Certain methods of cooking may increase fat content due to use of oil. Cooking also slightly reduces the amount of usable protein, but not by any significant amount, you mostly just cook the water out and heat it up :p
 
Everything stays the same after.

The only thing that changes is usually the cooked weight of the meat which declines however all macronutrient properties stay the same.
 
In the case of a turkey burger (and most meat that is already lean), all that's changing is mass decreasing by roughly 50% due to water loss.

So, cooked turkey burgers (or chicken breast, for example) are roughly "twice as much" as the same mass of raw. Just make sure you measure it either raw or cooked, and use the appropriate nutritional data. Often on packages, if it comes raw, they will be indicating the raw figures, and vice versa (cooked = cooked calories) unless otherwise indicated.

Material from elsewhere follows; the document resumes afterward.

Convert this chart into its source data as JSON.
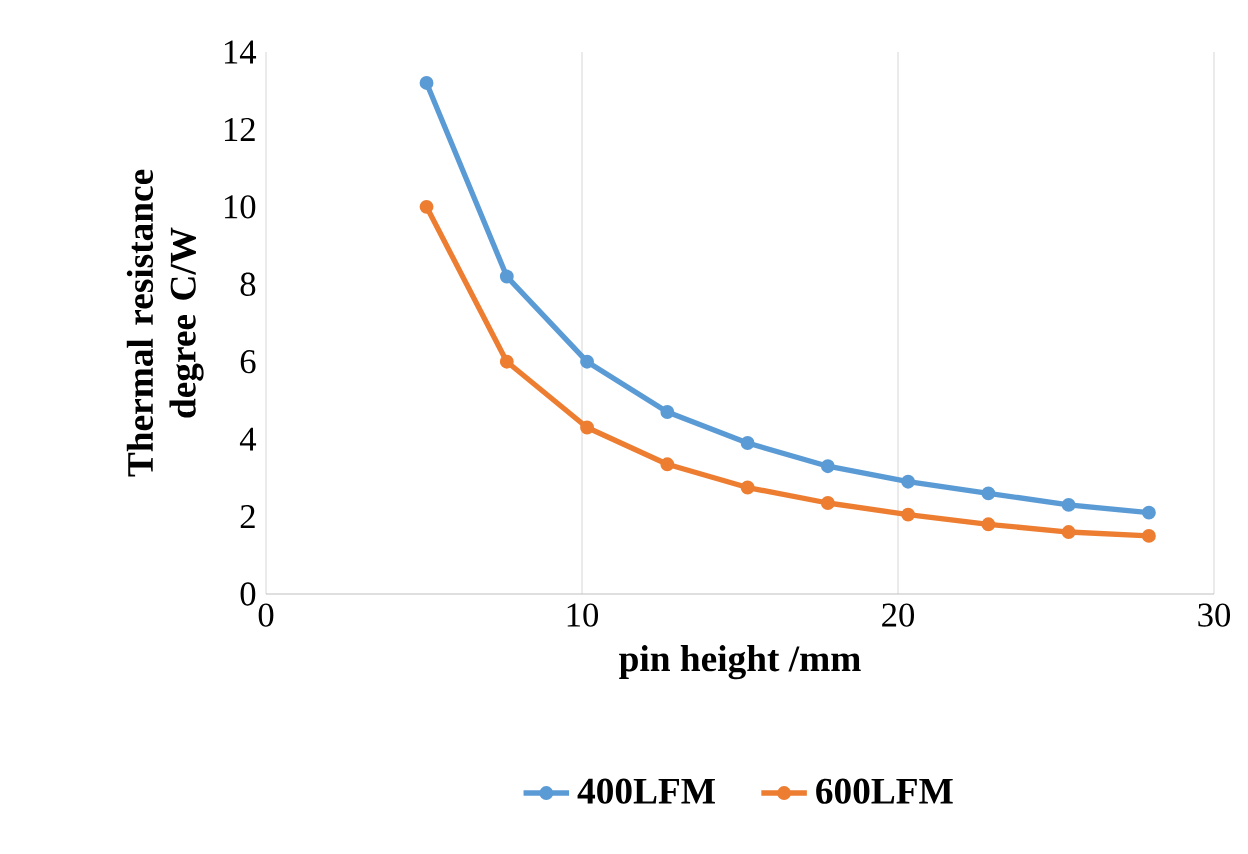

In your case, you know the raw data, so just use that. What it weighs after cooking is irrelevant, unless you are using nutritional information that assumes it is cooked (which you clearly are not). Basically, what LV said. Everything is the same, don't worry about it. :)
 
Last edited:
Thanks for the help, and that's what I would have thought, but there's something I still don't understand.

Cooked meat has much more protein and fat per ounce due to the loss of water. Understood. Also, turkey, beef, chicken, etc. all have an average of about 8 grams of protein per ounce cooked. Usually the raw version is like 5-7 grams of protein per ounce. In this case, it's indicating that the raw turkey burger has over 8 grams of protein per ounce. Can that really be right?